Энтони рядом со мной кивает и шутит, что любит, когда макароны «холодные, как покойники».
На секунду Карла кажется обиженной, но затем она начинает громко смеяться, как и все остальные, и я понимаю, что семья Энтони разрушает еще один стереотип, в который мы, англичане, привыкли верить: американцы не демонстрируют своей привязанности.
Смех длится на протяжении нескольких секунд, а затем «ха-ха», превращается в «хм-хм», которое, в свою очередь, переходит в простое «м-м-м». Затем все замолкают.
Я смотрю в свою тарелку, опасаясь, что если я подниму взгляд, то собравшиеся за столом поймут, что я гадаю, как долго они сидят здесь сегодня вечером. Что они поймут, что я знаю достаточно о том, почему они молчат. Я не знакома с этими людьми, но точно могу сказать, что они не хотят говорить о своем горе, которое сейчас ощущается особенно остро, потому что пятнадцать минут назад настала первая годовщина смерти их матери, жены, сестры…
Я предпринимаю попытку вернуть веселье в эту комнату:
– Вот это вы отмочили!
Со всех сторон стола на меня уставилось шесть человек. Я прямо чувствую, как Мистейк под столом прекращает есть и смотрит на меня точно так же. Ну конечно, американцы так не говорят. Наверное, всем за столом кажется, что я только что назвала их катетерами или чем-то в этом роде.

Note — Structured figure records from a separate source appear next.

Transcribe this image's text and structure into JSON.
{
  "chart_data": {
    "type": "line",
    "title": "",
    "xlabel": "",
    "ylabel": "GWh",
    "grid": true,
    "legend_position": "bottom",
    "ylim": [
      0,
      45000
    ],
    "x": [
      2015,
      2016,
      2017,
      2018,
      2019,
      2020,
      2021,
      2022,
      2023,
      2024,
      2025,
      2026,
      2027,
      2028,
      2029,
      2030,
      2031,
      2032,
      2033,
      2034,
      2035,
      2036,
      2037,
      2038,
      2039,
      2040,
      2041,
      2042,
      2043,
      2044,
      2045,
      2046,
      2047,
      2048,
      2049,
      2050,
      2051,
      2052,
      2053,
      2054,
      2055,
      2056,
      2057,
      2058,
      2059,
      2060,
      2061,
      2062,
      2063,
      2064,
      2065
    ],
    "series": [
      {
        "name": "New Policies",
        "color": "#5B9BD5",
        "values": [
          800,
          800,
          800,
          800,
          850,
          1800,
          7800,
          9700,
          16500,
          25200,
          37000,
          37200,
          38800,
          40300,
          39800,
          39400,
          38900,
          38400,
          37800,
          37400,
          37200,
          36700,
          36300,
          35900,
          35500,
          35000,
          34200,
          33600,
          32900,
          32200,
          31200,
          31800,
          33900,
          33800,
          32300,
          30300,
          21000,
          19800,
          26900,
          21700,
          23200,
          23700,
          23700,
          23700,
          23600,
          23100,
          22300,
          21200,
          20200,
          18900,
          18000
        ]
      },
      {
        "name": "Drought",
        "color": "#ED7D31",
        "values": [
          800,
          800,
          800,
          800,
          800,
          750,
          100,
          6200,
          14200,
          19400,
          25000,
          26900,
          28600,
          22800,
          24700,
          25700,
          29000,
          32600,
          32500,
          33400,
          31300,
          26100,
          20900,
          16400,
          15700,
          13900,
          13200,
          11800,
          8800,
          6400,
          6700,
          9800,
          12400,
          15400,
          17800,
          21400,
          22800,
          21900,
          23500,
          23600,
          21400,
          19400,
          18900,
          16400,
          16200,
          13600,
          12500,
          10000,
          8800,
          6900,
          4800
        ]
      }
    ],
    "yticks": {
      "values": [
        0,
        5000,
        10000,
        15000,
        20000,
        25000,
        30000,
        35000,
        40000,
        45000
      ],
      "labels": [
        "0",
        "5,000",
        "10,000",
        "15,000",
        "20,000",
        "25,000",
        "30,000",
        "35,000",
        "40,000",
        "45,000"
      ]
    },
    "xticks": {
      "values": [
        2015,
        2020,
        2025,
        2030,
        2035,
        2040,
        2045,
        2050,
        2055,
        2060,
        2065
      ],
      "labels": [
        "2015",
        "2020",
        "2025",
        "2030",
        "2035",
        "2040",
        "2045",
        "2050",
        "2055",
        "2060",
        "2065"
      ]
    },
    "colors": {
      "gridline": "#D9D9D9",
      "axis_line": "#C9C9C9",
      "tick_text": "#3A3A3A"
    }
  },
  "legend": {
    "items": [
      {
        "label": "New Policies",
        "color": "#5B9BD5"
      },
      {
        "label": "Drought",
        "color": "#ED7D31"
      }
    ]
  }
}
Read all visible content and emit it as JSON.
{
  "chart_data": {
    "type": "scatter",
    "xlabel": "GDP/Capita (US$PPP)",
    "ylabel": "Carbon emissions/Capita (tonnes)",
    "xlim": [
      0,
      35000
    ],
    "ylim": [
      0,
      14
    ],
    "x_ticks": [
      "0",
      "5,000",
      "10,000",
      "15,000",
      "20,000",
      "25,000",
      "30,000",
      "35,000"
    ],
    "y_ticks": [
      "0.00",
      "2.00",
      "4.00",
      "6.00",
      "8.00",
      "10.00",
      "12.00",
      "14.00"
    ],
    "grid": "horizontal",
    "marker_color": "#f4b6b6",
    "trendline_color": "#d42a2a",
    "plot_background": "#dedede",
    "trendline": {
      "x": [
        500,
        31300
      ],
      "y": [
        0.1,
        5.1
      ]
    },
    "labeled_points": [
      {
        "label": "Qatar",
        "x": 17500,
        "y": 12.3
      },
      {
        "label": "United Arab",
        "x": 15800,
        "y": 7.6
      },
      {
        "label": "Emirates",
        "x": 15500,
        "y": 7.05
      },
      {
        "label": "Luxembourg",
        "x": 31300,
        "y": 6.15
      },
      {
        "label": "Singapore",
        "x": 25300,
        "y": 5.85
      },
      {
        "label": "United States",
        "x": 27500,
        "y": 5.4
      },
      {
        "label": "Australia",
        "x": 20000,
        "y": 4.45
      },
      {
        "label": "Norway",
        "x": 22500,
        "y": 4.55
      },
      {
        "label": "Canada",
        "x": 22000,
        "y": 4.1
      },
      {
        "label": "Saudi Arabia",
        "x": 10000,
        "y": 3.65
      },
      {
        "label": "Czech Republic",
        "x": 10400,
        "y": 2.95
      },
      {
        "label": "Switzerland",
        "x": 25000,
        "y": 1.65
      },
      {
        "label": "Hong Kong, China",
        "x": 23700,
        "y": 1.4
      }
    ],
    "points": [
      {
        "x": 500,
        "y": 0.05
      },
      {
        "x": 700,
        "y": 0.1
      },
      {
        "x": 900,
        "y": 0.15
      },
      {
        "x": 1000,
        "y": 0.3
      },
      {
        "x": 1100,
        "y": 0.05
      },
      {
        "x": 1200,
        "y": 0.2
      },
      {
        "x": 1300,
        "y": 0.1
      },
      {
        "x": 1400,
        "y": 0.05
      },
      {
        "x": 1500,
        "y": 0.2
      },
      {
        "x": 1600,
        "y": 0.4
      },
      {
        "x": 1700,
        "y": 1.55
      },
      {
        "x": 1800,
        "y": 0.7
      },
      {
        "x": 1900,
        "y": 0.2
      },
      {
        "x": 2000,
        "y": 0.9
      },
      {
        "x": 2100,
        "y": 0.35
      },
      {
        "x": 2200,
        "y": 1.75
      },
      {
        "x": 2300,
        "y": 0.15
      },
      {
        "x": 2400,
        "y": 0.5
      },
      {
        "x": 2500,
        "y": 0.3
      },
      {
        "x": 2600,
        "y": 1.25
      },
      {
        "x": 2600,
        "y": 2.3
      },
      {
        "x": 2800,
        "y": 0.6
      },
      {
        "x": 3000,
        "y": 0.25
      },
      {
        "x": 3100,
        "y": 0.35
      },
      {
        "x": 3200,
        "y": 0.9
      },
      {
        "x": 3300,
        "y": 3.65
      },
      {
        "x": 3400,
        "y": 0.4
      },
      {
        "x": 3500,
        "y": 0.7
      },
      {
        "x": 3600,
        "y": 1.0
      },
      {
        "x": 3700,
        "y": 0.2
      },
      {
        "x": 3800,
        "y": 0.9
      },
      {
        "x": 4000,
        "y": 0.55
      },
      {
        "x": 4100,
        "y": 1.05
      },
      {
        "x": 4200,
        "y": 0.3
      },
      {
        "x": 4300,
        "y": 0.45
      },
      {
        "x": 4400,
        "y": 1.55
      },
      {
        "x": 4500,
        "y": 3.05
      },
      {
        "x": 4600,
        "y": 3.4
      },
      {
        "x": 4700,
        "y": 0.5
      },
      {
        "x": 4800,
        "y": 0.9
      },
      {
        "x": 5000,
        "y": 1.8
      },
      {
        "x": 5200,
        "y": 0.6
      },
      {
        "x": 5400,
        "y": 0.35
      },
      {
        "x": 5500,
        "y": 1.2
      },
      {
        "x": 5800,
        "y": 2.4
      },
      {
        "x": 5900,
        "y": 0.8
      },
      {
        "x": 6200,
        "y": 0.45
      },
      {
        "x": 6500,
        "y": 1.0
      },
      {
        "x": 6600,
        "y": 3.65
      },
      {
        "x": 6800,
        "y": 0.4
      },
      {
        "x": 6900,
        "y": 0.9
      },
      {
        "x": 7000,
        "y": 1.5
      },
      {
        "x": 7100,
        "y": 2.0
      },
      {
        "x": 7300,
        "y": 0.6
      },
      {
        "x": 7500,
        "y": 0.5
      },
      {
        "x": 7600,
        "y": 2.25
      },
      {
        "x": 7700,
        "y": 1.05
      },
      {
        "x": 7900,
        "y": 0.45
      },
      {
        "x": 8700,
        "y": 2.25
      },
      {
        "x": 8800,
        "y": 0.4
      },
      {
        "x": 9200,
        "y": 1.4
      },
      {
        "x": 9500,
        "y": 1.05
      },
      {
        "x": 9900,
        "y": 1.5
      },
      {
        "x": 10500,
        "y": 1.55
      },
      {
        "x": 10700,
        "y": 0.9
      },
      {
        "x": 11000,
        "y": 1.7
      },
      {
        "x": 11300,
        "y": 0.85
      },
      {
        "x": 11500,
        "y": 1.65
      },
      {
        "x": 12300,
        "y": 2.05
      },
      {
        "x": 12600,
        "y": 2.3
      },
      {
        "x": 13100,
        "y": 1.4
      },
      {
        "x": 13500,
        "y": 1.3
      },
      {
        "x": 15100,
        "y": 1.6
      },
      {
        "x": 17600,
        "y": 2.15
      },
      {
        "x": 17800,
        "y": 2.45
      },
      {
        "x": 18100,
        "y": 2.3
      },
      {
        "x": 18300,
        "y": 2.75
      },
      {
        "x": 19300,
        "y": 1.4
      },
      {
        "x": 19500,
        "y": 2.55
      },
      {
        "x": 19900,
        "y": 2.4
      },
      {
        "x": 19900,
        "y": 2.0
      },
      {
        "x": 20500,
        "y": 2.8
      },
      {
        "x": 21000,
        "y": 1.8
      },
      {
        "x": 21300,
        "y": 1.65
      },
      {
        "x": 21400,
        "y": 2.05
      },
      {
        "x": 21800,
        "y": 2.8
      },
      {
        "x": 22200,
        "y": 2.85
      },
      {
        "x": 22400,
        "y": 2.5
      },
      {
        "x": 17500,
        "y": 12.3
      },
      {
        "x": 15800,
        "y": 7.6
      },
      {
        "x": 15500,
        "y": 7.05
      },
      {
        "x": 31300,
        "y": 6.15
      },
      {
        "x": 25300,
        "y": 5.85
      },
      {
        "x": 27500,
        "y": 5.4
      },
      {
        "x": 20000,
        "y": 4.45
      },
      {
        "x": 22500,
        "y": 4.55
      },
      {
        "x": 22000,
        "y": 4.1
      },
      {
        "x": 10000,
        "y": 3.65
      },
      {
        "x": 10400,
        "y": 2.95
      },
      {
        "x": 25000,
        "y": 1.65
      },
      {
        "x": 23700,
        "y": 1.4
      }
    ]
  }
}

– Думаю, это самая странная девушка, которую ты когда-либо приводил домой, чувак, – говорит Люк, направляясь к холодильнику и указывая пальцем на своего отца. Тот кивает, и Люк достает для них обоих пиво. Затем он вновь поворачивается к Энтони: – Так что, могу я спросить?
– Я бы предпочел, чтобы ты этого не делал, – вздыхает Энтони, засасывая губами макароны.
Я чувствую, как моих ног касается что-то мягкое. Я опускаю взгляд и вижу облизывающуюся Мистейк, довольную, словно Оливер Твист, которая явно просит у меня добавки.
– Да ладно тебе, – улыбается Люк между глотками. – Ты был в полном восторге от того, что Майя сегодня возвращается из колледжа. И сегодня же вечером ты приходишь домой с другой девушкой?
– Шарлотта – просто друг, – повторяет Энтони. Как будто они с первого раза не поняли!